Naida is wooed and won by Motana, and splendid is the wooing. But Naida, with her dowry, is coveted by the Sorcerer. He is evil, old and ugly. Waket, Naida's father fears the baleful "medicine" of the Sorcerer, and also stands in dread of the Sorcerer's brother, who is Yaklus, "the short life bringer," and the head-hunting scourge of all the coast. Waket promises Naida to the Sorcerer. So ensues war between the two factions.

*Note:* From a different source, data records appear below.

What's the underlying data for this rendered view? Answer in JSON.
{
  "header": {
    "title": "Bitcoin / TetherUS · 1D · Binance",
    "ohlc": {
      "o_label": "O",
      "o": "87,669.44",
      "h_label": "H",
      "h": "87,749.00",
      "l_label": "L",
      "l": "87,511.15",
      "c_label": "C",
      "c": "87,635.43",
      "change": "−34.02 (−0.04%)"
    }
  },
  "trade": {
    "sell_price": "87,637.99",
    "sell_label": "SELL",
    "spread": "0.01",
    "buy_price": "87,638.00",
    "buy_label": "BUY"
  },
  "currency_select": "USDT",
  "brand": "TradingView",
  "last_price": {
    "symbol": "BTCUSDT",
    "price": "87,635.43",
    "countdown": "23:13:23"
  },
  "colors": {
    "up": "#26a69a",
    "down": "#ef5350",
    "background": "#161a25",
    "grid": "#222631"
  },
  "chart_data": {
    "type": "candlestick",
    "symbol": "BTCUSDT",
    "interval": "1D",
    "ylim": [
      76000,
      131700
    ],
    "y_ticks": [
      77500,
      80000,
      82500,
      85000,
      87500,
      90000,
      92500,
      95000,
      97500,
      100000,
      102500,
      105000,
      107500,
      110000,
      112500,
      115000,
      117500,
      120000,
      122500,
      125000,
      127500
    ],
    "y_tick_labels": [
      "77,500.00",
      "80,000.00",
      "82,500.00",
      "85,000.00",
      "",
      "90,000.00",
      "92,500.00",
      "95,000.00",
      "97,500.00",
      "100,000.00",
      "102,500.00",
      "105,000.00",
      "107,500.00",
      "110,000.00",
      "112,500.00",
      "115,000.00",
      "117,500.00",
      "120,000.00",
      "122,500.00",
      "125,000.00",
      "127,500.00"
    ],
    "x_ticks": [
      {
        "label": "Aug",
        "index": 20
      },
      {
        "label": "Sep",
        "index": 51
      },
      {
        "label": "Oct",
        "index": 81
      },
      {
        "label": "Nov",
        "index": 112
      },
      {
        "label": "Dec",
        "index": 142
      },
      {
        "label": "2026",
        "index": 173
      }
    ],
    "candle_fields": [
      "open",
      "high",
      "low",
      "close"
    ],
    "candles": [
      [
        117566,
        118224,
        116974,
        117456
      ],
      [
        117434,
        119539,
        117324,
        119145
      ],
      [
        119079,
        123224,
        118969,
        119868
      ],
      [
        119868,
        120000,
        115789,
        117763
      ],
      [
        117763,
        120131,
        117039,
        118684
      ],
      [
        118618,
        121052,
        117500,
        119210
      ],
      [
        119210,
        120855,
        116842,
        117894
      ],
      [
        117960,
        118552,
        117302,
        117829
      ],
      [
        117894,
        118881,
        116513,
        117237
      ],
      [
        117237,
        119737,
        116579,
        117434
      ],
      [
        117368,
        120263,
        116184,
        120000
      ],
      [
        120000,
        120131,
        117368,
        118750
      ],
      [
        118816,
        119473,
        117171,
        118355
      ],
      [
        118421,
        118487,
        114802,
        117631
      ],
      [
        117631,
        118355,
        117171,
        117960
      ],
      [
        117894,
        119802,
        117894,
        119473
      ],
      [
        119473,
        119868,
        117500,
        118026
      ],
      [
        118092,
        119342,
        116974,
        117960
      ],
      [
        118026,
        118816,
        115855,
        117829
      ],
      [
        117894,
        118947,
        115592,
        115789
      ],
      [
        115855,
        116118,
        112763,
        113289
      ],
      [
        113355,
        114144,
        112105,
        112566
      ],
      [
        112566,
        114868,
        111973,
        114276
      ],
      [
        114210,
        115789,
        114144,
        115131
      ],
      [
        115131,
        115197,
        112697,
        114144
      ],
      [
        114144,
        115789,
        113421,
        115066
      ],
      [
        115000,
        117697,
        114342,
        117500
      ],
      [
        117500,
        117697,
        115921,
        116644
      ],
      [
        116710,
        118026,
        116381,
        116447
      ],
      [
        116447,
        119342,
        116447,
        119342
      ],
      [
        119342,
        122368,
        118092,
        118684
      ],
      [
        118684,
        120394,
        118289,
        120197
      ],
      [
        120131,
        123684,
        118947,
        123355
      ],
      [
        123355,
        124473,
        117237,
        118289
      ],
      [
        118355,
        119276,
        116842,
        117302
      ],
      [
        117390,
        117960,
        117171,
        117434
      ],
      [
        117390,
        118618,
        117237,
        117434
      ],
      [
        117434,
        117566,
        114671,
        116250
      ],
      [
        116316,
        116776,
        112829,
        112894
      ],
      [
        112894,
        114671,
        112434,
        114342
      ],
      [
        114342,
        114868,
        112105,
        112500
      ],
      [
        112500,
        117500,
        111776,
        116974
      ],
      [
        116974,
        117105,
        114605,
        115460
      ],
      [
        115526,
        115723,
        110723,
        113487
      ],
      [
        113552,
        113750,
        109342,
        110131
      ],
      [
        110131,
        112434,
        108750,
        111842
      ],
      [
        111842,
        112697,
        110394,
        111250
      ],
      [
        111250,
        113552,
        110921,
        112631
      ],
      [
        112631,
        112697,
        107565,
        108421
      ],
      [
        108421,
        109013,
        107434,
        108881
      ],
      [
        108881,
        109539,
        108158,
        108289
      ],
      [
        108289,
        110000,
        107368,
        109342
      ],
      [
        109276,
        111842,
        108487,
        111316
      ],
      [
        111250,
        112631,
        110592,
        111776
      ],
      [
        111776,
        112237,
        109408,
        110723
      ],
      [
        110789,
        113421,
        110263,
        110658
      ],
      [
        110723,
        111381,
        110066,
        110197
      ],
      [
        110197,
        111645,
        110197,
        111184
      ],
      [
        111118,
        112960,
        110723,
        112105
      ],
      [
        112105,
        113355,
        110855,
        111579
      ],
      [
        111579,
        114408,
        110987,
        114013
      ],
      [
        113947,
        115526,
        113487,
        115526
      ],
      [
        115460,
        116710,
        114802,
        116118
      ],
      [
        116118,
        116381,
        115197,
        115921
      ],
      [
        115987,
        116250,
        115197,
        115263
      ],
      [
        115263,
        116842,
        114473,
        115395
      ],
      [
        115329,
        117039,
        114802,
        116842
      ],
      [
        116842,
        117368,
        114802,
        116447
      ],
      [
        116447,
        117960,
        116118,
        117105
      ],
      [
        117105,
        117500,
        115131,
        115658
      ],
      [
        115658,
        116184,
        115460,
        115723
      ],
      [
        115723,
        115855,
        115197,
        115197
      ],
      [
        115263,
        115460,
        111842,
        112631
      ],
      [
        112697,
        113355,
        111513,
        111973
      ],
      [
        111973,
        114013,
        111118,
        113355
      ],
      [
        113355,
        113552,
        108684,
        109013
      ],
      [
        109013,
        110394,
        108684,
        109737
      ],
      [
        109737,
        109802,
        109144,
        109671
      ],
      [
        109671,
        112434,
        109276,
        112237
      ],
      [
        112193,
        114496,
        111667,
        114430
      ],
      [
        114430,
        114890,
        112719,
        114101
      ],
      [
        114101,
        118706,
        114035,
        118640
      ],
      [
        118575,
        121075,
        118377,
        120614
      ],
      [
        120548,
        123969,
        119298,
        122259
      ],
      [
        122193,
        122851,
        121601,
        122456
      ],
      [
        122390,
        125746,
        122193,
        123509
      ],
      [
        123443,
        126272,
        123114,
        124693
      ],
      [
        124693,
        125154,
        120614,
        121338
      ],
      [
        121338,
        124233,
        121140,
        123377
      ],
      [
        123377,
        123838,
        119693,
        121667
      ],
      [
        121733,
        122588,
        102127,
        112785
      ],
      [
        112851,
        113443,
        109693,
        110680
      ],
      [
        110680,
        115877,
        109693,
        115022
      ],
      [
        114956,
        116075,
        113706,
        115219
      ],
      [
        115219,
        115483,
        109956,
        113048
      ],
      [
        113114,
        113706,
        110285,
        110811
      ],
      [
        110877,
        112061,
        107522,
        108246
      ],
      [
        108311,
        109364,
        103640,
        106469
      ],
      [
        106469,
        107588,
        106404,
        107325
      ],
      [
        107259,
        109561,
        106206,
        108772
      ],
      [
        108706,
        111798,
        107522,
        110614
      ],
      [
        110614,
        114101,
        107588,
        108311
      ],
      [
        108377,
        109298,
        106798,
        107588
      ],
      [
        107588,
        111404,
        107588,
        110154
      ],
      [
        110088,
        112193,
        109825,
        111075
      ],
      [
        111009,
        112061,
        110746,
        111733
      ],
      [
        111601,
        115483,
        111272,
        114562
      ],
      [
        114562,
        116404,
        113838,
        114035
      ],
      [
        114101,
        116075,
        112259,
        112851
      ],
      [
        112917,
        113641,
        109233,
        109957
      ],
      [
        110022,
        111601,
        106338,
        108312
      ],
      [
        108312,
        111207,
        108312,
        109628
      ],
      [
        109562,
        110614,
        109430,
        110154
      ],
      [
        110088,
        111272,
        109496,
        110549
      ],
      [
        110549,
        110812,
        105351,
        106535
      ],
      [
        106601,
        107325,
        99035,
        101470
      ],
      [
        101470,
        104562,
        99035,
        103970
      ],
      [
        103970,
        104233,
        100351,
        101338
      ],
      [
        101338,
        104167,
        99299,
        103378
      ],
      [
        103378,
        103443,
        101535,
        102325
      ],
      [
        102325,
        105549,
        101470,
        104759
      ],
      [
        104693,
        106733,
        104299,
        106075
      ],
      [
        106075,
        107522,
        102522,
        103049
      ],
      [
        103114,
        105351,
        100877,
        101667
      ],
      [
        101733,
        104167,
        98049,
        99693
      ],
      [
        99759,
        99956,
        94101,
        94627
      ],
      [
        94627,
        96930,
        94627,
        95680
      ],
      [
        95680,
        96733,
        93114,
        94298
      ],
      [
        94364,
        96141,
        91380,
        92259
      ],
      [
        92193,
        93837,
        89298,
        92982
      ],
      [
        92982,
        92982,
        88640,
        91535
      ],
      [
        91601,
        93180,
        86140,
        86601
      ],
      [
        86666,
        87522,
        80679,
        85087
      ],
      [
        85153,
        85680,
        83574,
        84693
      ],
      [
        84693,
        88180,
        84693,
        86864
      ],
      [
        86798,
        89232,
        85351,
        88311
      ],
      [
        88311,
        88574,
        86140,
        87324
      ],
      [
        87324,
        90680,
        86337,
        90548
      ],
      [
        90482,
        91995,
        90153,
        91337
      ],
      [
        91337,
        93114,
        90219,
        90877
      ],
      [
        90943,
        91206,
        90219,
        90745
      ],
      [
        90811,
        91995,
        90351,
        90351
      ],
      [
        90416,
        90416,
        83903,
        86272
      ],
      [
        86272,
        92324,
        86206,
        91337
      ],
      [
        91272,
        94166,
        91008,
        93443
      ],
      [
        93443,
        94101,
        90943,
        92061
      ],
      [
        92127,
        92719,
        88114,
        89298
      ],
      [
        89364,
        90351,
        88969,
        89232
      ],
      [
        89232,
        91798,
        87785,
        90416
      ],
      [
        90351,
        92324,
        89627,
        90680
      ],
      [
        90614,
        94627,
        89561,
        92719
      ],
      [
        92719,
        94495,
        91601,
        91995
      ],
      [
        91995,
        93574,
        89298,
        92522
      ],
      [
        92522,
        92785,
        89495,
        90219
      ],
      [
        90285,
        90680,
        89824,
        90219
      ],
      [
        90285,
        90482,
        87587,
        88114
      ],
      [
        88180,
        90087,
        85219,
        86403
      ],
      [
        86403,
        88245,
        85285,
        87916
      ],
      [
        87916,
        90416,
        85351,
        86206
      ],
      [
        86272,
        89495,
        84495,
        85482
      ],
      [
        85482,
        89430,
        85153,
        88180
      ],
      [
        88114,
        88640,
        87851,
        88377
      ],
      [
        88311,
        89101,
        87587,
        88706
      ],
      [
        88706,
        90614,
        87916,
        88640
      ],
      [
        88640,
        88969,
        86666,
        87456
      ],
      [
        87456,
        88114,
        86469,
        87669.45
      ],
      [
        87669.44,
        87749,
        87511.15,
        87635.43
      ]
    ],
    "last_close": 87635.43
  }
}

Motana and his father, Kenada, and their clan resolve to rid the region of the head hunters. In their great canoes they attack the village of the Sorcerer and Yaklus. The Sorcerer's head they bring to prove his death to those who believed him "deathless." But Yaklus escapes. After the wedding of Motana and Naida, with pomp of primitive pageantry, and dancing and feasting, in which the throngs of two great totem villages take part, Yaklus attacks and burns Motana's village. Motana is left for dead. Naida is carried away into captivity. Wild is the reveling that follows at the village of Yaklus. The beauty of Naida's dancing saves her life. Naida's slave boy, a fellow captive, escapes. His message brings Motana, who rescues Naida by stealth. The raging Yaklus pursues. Motana, hard pressed, dares the waters of the surging gorge of Hyal. His canoe flies through, but Yaklus is overwhelmed and drowned.